I used to swap SIM cards around so that my primary SIM ended up in my travel phone, and my region-specific SIM ended up in my primary phone, but ultimately that became more hassle than it was worth, and tethering was a less painful solution with the prevalence of wifi everywhere in most places I visit.

3 comments

I wonder if anyone on HN can recommend a cheap-ish tethering device? That had occurred to me before - some little hotspot thing I can throw a SIM card into. Maybe annoying to keep charged, though.
Assuming you’re talking “phone with hotspot”, I use an iPhone 5S on Tmo for this purpose. They are cheap and tethering works decently from them.

I also have a mobile hotspot, but the 5S works better. Our use case is a food truck type of setup.

I was thinking "hotspot without phone", if only for a possible battery benefit. But realistically, Android phones are already so cheap that they're probably the best option.
Yeah, these are extremely common in the military. You get a "puck" (hotspot box), install a SIM for Kuwait or Iraq or wherever, and then you've got Wi-Fi Calling, iMessage, etc. on your U.S. phone and U.S. number.

I have a TP-Link M7350 from my last deployment.
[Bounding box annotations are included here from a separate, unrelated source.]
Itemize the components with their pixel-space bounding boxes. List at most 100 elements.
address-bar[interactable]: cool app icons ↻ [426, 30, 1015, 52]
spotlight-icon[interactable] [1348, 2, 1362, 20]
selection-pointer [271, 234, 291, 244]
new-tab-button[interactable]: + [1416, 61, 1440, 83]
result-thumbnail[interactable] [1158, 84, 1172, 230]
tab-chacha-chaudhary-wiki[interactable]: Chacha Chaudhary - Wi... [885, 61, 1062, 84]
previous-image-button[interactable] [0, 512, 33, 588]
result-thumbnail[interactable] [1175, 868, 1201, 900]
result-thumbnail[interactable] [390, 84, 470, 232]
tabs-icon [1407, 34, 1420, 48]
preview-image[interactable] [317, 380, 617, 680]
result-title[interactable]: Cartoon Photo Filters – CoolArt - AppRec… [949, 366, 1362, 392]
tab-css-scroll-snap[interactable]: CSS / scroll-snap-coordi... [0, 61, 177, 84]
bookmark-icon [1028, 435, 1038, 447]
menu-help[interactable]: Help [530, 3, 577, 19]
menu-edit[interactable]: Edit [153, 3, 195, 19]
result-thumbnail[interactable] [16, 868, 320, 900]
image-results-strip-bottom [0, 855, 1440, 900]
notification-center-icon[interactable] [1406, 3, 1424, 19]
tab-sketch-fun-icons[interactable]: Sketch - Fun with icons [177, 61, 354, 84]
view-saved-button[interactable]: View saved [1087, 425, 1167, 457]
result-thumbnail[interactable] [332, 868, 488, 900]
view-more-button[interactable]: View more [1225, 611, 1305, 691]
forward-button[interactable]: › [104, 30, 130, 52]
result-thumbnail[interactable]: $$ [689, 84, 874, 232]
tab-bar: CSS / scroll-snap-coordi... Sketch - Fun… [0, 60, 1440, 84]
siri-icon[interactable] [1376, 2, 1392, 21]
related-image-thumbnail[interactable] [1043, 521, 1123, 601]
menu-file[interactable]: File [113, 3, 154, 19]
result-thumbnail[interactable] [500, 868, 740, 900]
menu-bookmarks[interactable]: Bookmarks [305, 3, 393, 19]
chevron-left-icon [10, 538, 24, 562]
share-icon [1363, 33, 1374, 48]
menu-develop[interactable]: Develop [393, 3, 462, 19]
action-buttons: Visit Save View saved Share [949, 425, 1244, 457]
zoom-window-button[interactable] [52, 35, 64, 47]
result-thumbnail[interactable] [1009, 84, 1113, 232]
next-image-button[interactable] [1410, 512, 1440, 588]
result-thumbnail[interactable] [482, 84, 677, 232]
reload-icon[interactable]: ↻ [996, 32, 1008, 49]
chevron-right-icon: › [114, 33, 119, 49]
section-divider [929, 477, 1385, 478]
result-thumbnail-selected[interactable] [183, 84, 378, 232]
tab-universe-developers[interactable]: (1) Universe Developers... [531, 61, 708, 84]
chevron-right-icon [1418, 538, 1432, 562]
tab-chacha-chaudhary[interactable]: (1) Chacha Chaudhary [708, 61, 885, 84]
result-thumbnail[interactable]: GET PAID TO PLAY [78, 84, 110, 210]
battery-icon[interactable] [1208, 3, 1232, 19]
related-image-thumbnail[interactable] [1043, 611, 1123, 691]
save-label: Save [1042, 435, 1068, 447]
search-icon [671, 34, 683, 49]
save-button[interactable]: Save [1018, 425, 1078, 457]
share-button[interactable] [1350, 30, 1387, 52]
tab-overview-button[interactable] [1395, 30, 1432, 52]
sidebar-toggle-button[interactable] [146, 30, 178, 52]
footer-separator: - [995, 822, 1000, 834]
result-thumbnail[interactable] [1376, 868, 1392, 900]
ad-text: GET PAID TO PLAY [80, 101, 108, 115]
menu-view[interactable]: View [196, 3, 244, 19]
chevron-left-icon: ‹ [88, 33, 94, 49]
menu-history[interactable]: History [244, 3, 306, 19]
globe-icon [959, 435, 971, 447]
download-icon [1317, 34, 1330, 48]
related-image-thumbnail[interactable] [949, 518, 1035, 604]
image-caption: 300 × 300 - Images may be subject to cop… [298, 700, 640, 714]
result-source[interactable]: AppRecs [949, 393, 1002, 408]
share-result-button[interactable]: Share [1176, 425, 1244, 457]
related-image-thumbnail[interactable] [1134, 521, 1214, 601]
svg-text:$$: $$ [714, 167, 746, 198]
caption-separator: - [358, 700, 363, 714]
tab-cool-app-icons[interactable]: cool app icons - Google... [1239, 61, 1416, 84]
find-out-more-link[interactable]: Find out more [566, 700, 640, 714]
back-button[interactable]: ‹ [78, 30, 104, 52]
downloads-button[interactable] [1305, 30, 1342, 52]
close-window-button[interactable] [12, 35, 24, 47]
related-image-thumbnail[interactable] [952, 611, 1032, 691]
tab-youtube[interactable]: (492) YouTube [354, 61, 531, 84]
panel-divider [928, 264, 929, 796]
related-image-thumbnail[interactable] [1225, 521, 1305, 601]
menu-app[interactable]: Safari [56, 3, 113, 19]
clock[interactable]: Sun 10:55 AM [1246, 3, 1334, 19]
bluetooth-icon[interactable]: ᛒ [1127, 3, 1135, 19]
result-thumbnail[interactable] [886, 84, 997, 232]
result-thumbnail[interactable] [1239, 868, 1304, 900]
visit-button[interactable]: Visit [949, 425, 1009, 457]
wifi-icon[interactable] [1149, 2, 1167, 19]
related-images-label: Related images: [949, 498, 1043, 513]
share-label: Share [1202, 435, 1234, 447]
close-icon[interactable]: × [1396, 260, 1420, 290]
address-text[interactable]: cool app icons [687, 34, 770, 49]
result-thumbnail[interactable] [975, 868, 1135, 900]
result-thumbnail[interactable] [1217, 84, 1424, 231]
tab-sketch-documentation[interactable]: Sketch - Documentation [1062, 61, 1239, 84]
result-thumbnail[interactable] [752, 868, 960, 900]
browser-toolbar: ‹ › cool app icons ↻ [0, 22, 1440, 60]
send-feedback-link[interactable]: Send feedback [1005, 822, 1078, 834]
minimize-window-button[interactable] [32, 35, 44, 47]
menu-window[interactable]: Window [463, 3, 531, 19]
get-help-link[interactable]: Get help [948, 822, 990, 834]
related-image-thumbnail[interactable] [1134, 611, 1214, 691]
Don't think it works on Verizon bands in the U.S. though.

Here's the one I had in Iraq: https://m.imgur.com/a/4FD9h

Do you mean something like this?

https://ztedevices.com.my/index.php/category/modem-mifi/

You just plug a sim card to it and it creates a wifi network that you can connect your devices. It also has a usb cable so that you can plug it to a computer to charge it, even though the battery lasts long enough.

I have a Huawei E5573 (a lot of carriers give them out free with data contracts), however I'd just recommend using an old phone. The battery lasts for around 2 hours when tethered, and the signal is no better than a phone (although you can connect an external antenna).
I wonder if simply a cheap Android phone would suffice?
I considered both the Android option and the mobile hotspot option, neither effectively solved the problem of using the local SIM for voice calls and providing access to my full contact database (which is currently stored in iCloud).

If you have no need for voice calls, or your address book, or have your address book stored on a more cross platform friendly service, then either of these solutions will work for you!

Do you find a lot of carriers blocking / limiting tethering?
I use an iPad w/ LTE that I tether my phone to.